Bright Future: Alcorn senior flies around the globe to study in Taiwan
Published 12:00 am Wednesday, August 6, 2014
NATCHEZ — De’Michael Queen made his first flight in an airplane count.
The Natchez native and Alcorn State University senior flew 18 hours halfway across the world to enroll in a study abroad program in Taiwan from February to June.
“That was the first time I had left the country, been on an airplane and everything,” Queen said. “It was so amazing, though.”
Queen’s desire to leave the Lorman campus for a semester came after hearing stories from a fellow Alcorn student who had traveled to Morocco.
A program at Yuan Ze University located in Taoyuan, which is near Taipei, fit best with Queen’s major of electro-mechanical engineering, so the 2011 Natchez High School graduate decided to enroll.
Convincing his mother of his upcoming international voyage was not as easy.
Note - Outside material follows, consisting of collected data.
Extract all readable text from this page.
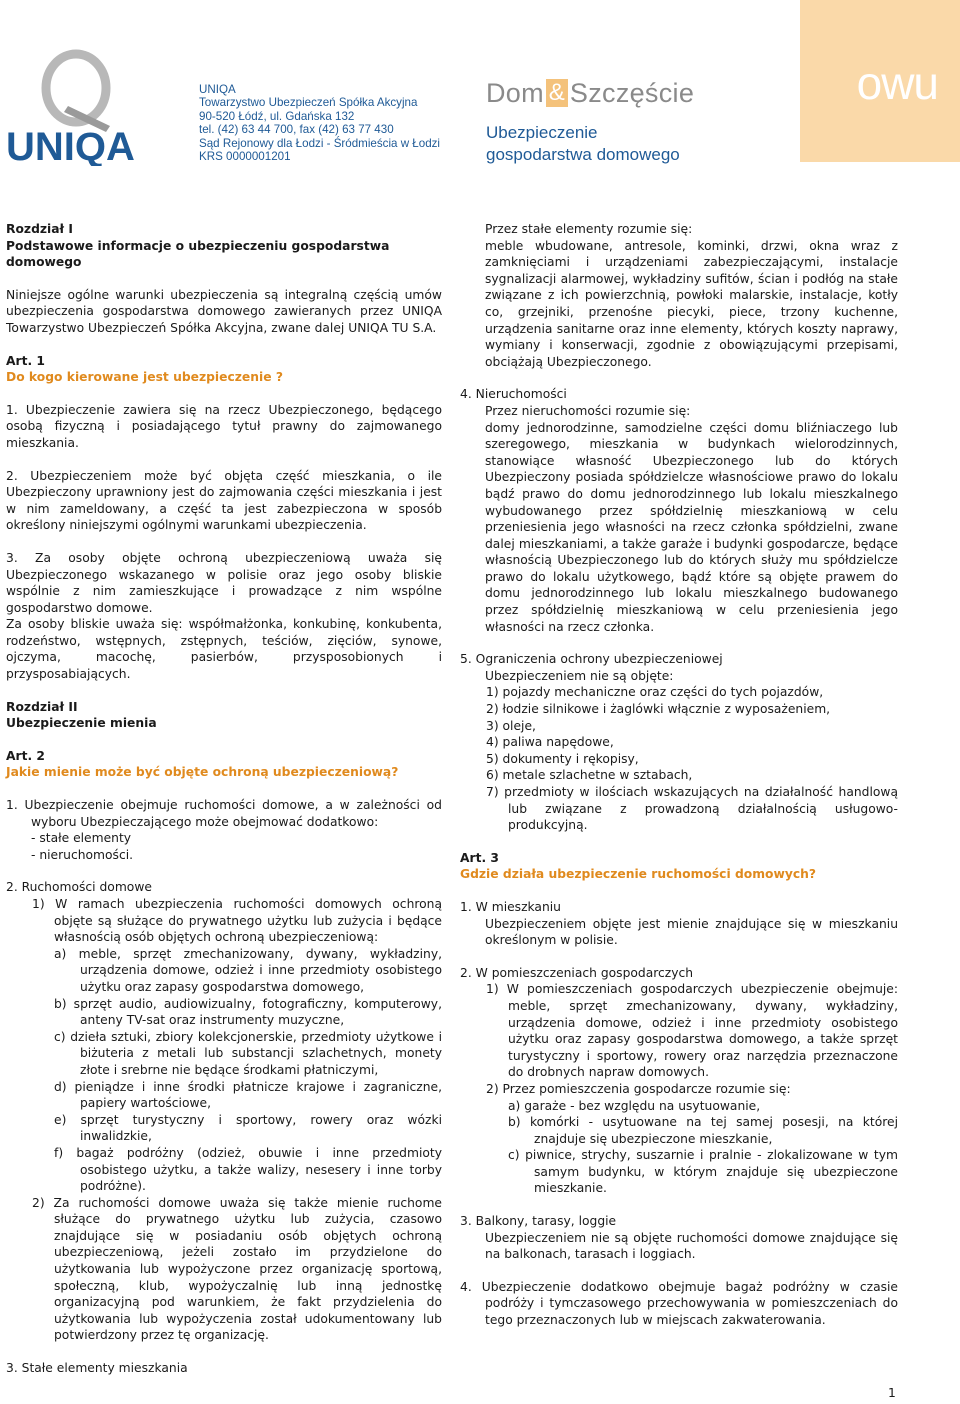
UNIQA
UNIQA
Towarzystwo Ubezpieczeń Spółka Akcyjna
90-520 Łódź, ul. Gdańska 132
tel. (42) 63 44 700, fax (42) 63 77 430
Sąd Rejonowy dla Łodzi - Śródmieścia w Łodzi
KRS 0000001201
Dom & Szczęście
Ubezpieczenie
gospodarstwa domowego
owu

Rozdział I

Podstawowe informacje o ubezpieczeniu gospodarstwa domowego

Niniejsze ogólne warunki ubezpieczenia są integralną częścią umów ubezpieczenia gospodarstwa domowego zawieranych przez UNIQA Towarzystwo Ubezpieczeń Spółka Akcyjna, zwane dalej UNIQA TU S.A.

Art. 1

Do kogo kierowane jest ubezpieczenie ?

1. Ubezpieczenie zawiera się na rzecz Ubezpieczonego, będącego osobą fizyczną i posiadającego tytuł prawny do zajmowanego mieszkania.

2. Ubezpieczeniem może być objęta część mieszkania, o ile Ubezpieczony uprawniony jest do zajmowania części mieszkania i jest w nim zameldowany, a część ta jest zabezpieczona w sposób określony niniejszymi ogólnymi warunkami ubezpieczenia.

3. Za osoby objęte ochroną ubezpieczeniową uważa się Ubezpieczonego wskazanego w polisie oraz jego osoby bliskie wspólnie z nim zamieszkujące i prowadzące z nim wspólne gospodarstwo domowe.

Za osoby bliskie uważa się: współmałżonka, konkubinę, konkubenta, rodzeństwo, wstępnych, zstępnych, teściów, zięciów, synowe, ojczyma, macochę, pasierbów, przysposobionych i przysposabiających.

Rozdział II

Ubezpieczenie mienia

Art. 2

Jakie mienie może być objęte ochroną ubezpieczeniową?

1. Ubezpieczenie obejmuje ruchomości domowe, a w zależności od wyboru Ubezpieczającego może obejmować dodatkowo:

- stałe elementy

- nieruchomości.

2. Ruchomości domowe

1) W ramach ubezpieczenia ruchomości domowych ochroną objęte są służące do prywatnego użytku lub zużycia i będące własnością osób objętych ochroną ubezpieczeniową:

a) meble, sprzęt zmechanizowany, dywany, wykładziny, urządzenia domowe, odzież i inne przedmioty osobistego użytku oraz zapasy gospodarstwa domowego,

b) sprzęt audio, audiowizualny, fotograficzny, komputerowy, anteny TV-sat oraz instrumenty muzyczne,

c) dzieła sztuki, zbiory kolekcjonerskie, przedmioty użytkowe i biżuteria z metali lub substancji szlachetnych, monety złote i srebrne nie będące środkami płatniczymi,

d) pieniądze i inne środki płatnicze krajowe i zagraniczne, papiery wartościowe,

e) sprzęt turystyczny i sportowy, rowery oraz wózki inwalidzkie,

f) bagaż podróżny (odzież, obuwie i inne przedmioty osobistego użytku, a także walizy, nesesery i inne torby podróżne).

2) Za ruchomości domowe uważa się także mienie ruchome służące do prywatnego użytku lub zużycia, czasowo znajdujące się w posiadaniu osób objętych ochroną ubezpieczeniową, jeżeli zostało im przydzielone do użytkowania lub wypożyczone przez organizację sportową, społeczną, klub, wypożyczalnię lub inną jednostkę organizacyjną pod warunkiem, że fakt przydzielenia do użytkowania lub wypożyczenia został udokumentowany lub potwierdzony przez tę organizację.

3. Stałe elementy mieszkania

Przez stałe elementy rozumie się:

meble wbudowane, antresole, kominki, drzwi, okna wraz z zamknięciami i urządzeniami zabezpieczającymi, instalacje sygnalizacji alarmowej, wykładziny sufitów, ścian i podłóg na stałe związane z ich powierzchnią, powłoki malarskie, instalacje, kotły co, grzejniki, przenośne piecyki, piece, trzony kuchenne, urządzenia sanitarne oraz inne elementy, których koszty naprawy, wymiany i konserwacji, zgodnie z obowiązującymi przepisami, obciążają Ubezpieczonego.

4. Nieruchomości

Przez nieruchomości rozumie się:

domy jednorodzinne, samodzielne części domu bliźniaczego lub szeregowego, mieszkania w budynkach wielorodzinnych, stanowiące własność Ubezpieczonego lub do których Ubezpieczony posiada spółdzielcze własnościowe prawo do lokalu bądź prawo do domu jednorodzinnego lub lokalu mieszkalnego wybudowanego przez spółdzielnię mieszkaniową w celu przeniesienia jego własności na rzecz członka spółdzielni, zwane dalej mieszkaniami, a także garaże i budynki gospodarcze, będące własnością Ubezpieczonego lub do których służy mu spółdzielcze prawo do lokalu użytkowego, bądź które są objęte prawem do domu jednorodzinnego lub lokalu mieszkalnego budowanego przez spółdzielnię mieszkaniową w celu przeniesienia jego własności na rzecz członka.

5. Ograniczenia ochrony ubezpieczeniowej

Ubezpieczeniem nie są objęte:

1) pojazdy mechaniczne oraz części do tych pojazdów,

2) łodzie silnikowe i żaglówki włącznie z wyposażeniem,

3) oleje,

4) paliwa napędowe,

5) dokumenty i rękopisy,

6) metale szlachetne w sztabach,

7) przedmioty w ilościach wskazujących na działalność handlową lub związane z prowadzoną działalnością usługowo-produkcyjną.

Art. 3

Gdzie działa ubezpieczenie ruchomości domowych?

1. W mieszkaniu

Ubezpieczeniem objęte jest mienie znajdujące się w mieszkaniu określonym w polisie.

2. W pomieszczeniach gospodarczych

1) W pomieszczeniach gospodarczych ubezpieczenie obejmuje: meble, sprzęt zmechanizowany, dywany, wykładziny, urządzenia domowe, odzież i inne przedmioty osobistego użytku oraz zapasy gospodarstwa domowego, a także sprzęt turystyczny i sportowy, rowery oraz narzędzia przeznaczone do drobnych napraw domowych.

2) Przez pomieszczenia gospodarcze rozumie się:

a) garaże - bez względu na usytuowanie,

b) komórki - usytuowane na tej samej posesji, na której znajduje się ubezpieczone mieszkanie,

c) piwnice, strychy, suszarnie i pralnie - zlokalizowane w tym samym budynku, w którym znajduje się ubezpieczone mieszkanie.

3. Balkony, tarasy, loggie

Ubezpieczeniem nie są objęte ruchomości domowe znajdujące się na balkonach, tarasach i loggiach.

4. Ubezpieczenie dodatkowo obejmuje bagaż podróżny w czasie podróży i tymczasowego przechowywania w pomieszczeniach do tego przeznaczonych lub w miejscach zakwaterowania.

1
“When I first told my mom, she didn’t believe me,” Queen said, laughing. “She thought I was messing with her, but then two or three weeks before I left, she finally decided to believe me.
“She got all sad and didn’t want me to go.”
Queen left Mississippi in February and quickly began befriending students in his program.
“I was over there with two other students from Alcorn, but we weren’t going to have any classes together, so I knew I had to meet other people,” Queen said. “Most people had heard of Mississippi, but not of Natchez.”
When Queen wasn’t spending time in one of many four-hour classes throughout the week, he said locals showed him around the small island of Taiwan and introduced him to several local customs.
“The culture was just so much different than anything I had ever seen,” Queen said. “It also just took a while to get used to not being around other people I knew.”
The local religious practices and cuisine were what had the biggest impact on Queen.
“Going to their places of worship was really unique, because they just have so many different gods they pray to, and I thought that was interesting,” Queen said. “The food was the other thing, but I can’t really say it was bad food because it wasn’t.
“It just wasn’t my cup of tea.”
In the classroom, Queen said his experience gave him the opportunity to become a better engineer by being exposed to different teaching and learning methods.
“It required me to assimilate knowledge by using hands-on methods, providing me with experience that a classroom setting could not implement,” Queen said. “They allowed me to take advanced engineering courses that expanded my knowledge about my field of study.
“I had fun doing it all.”
Queen even learned how to recite a handful of Mandarin phrases and write a few Chinese characters.
“Probably the one I used most was just, ‘Hello my name is, De’Michael,’” Queen said. “You had to know a lot of those things just to get you by.”
Queen said the goal of his trip, apart from learning more about the profession he’s studying, was to encourage others in Natchez to take chances.
“I had so many friends before I left that didn’t know why I wanted to go and said they would never go somewhere like that,” Queen said. “I figured that if I did this it might give some else the encouragement to do something similar.”
Queen will graduate from Alcorn in May and says he is considering continuing his education in graduate school at the University of Mississippi or Mississippi State University.
Queen is the son of Shelia McKnight of Natchez.